「岩井克人『欲望の貨幣論』を語る」丸山俊一著/東洋経済新報社
お金って何だろう。なぜ紙切れが価値を持っているのか。それは私が小学生のときに感じた疑問で経済に興味を持ち始めたきっかけだった。
本書は昨年NHK―BSで放送された「欲望の資本主義特別編・欲望の貨幣論2019」で行われた岩井克人教授へのインタビューを、番組では放送できなかった部分も含めて番組のプロデューサーが取りまとめたものだ。日本を代表する経済学者と物事を分かりやすく伝えることのプロがタッグを組んだことで、理解がむずかしい貨幣論を実に分かりやすく展開している。
岩井は、貨幣が人々を自由にすると言う。お金があれば、身分や地位にとらわれず、好きなモノを買えるからだ。しかも貨幣経済は、物々交換よりもはるかに効率的だ。
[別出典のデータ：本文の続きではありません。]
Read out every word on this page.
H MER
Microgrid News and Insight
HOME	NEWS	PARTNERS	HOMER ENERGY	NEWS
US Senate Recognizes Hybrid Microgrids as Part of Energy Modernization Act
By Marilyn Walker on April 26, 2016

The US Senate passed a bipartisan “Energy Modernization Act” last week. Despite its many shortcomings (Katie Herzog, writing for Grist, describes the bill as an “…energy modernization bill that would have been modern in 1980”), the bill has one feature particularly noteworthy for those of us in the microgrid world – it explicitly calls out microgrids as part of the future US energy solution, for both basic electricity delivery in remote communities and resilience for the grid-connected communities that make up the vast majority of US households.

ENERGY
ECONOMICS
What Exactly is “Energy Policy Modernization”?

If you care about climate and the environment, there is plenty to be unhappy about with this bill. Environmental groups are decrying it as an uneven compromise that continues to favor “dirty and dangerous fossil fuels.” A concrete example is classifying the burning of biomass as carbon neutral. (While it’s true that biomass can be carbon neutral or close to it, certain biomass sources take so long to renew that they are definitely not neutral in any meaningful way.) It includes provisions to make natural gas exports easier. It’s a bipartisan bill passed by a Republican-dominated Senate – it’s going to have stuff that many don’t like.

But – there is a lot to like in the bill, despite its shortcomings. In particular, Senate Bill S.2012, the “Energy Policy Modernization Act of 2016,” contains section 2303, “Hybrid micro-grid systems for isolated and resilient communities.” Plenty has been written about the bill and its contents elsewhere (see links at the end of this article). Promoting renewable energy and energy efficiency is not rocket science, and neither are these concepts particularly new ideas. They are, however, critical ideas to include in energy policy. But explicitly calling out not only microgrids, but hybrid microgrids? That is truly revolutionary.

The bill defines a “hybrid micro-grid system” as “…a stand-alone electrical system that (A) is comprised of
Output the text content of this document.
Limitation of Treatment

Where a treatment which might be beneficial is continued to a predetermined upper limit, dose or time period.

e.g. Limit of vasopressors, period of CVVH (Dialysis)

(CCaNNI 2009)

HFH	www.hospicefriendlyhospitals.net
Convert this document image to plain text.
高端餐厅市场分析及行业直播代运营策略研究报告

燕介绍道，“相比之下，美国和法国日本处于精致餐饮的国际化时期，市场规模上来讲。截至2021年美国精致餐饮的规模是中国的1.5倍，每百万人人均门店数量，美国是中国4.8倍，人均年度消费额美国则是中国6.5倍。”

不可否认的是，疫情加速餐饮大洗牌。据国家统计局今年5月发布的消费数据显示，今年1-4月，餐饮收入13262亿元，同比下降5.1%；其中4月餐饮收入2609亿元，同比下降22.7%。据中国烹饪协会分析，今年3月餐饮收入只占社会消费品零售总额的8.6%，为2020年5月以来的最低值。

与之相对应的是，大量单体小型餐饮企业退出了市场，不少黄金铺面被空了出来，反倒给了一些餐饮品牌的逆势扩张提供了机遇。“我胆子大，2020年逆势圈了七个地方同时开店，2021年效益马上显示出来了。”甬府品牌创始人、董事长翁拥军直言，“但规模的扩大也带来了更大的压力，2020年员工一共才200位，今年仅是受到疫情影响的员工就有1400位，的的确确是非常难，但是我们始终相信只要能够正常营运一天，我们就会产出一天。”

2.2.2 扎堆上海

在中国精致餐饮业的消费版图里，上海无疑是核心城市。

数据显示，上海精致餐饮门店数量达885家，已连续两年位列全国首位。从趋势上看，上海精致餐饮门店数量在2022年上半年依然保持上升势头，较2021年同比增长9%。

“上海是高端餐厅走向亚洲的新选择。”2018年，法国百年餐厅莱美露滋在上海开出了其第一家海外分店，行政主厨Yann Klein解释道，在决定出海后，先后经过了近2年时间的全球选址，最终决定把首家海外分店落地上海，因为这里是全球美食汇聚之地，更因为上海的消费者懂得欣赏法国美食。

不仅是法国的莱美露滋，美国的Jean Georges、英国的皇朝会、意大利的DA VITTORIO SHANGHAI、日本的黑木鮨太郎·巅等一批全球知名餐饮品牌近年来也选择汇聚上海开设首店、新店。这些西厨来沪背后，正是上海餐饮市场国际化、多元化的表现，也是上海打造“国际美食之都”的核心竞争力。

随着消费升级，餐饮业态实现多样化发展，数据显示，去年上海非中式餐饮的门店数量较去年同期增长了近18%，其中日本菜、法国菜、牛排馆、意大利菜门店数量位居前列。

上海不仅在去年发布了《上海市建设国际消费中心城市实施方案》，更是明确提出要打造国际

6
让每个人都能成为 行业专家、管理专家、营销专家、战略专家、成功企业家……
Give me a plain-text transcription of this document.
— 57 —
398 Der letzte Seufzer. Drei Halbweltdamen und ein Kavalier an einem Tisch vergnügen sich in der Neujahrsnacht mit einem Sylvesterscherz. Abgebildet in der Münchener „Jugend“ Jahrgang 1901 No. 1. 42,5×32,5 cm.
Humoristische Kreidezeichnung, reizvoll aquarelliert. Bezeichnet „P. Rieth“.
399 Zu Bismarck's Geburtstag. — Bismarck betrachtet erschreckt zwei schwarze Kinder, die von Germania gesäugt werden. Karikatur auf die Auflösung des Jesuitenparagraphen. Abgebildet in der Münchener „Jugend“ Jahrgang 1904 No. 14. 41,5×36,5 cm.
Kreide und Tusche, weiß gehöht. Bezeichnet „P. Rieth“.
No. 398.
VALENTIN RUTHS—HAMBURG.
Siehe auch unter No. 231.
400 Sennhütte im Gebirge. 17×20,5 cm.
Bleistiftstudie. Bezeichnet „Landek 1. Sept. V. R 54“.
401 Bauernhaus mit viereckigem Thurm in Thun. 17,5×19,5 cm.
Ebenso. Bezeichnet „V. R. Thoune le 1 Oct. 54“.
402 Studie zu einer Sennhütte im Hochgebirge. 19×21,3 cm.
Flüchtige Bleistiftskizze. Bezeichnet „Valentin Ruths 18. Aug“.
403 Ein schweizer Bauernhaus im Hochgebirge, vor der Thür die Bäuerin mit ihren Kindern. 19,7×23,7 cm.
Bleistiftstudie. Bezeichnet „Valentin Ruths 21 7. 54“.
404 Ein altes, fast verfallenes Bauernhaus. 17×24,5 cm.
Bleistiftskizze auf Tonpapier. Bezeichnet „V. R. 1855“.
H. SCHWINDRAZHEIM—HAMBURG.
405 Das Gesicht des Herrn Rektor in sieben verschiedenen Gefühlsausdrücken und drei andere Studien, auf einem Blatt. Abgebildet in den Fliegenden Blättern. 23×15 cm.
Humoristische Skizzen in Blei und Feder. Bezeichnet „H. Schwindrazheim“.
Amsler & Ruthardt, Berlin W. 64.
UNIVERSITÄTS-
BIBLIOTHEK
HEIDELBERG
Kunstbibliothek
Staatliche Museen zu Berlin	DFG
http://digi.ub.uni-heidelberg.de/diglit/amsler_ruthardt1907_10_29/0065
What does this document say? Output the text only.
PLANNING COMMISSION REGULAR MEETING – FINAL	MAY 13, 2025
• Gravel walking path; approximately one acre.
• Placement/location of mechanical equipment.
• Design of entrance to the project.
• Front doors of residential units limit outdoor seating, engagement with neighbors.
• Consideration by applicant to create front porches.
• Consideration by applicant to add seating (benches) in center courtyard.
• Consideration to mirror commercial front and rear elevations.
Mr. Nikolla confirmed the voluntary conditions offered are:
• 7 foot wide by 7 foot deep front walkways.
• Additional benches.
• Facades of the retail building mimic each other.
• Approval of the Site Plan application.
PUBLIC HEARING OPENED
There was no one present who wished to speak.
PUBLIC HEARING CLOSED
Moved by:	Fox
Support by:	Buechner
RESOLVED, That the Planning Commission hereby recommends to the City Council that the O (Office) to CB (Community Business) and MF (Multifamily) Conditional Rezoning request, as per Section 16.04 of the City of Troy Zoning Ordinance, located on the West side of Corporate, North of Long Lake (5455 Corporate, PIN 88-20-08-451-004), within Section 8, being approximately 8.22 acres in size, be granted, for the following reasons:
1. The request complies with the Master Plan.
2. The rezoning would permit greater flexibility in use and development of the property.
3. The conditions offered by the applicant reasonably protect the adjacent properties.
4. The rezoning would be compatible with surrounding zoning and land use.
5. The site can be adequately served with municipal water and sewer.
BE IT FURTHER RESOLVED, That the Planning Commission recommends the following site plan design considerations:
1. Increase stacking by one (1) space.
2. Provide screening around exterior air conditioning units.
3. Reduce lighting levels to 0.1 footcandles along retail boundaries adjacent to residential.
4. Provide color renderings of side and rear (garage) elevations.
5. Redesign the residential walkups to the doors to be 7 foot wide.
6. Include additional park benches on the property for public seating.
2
ただ、岩井は貨幣には致命的な問題があると言う。モノを買うための手段のうちはよいのだが、そのうち、お金そのものが目的になってしまう。しかもその欲望は、とどまるところを知らない。
実は、私は富裕層が孫の代まで遊んで暮らせるほどの大金を手にしても、さらに増やそうとするのを奇異に感じていた。私の見立ては、彼らがお金中毒という病気にかかっているからだというものだった。
だが、岩井は違った。お金を増やそうという欲望そのものが、お金の本質であり、資本主義だと言うのだ。そのため、資本主義は、バブルとその反動である恐慌から逃れられない。さらに、格差の拡大や環境破壊をもたらす。本書によると、資本主義が抱える矛盾は、2400年も前にアリストテレスが指摘していたという。世界で初めて貨幣経済を成立させたのは、アリストテレスが生きた古代ギリシャだったのだ。
逆に言うと、人類は2400年もの間、資本主義の欠陥を修正できなかったことになる。それどころか、この30年間は、グローバル資本主義の拡大で、欠陥をさらに先鋭化させてしまったのだ。
どうしたらよいのか。岩井は、文章の形で論ずるには準備不足だとして、本書では詳しく話していない。本当はそこまで読みたかったが、それでも本書は、経済学徒ではない一般人が、資本主義の本質に迫ることのできる名著だと私は思う。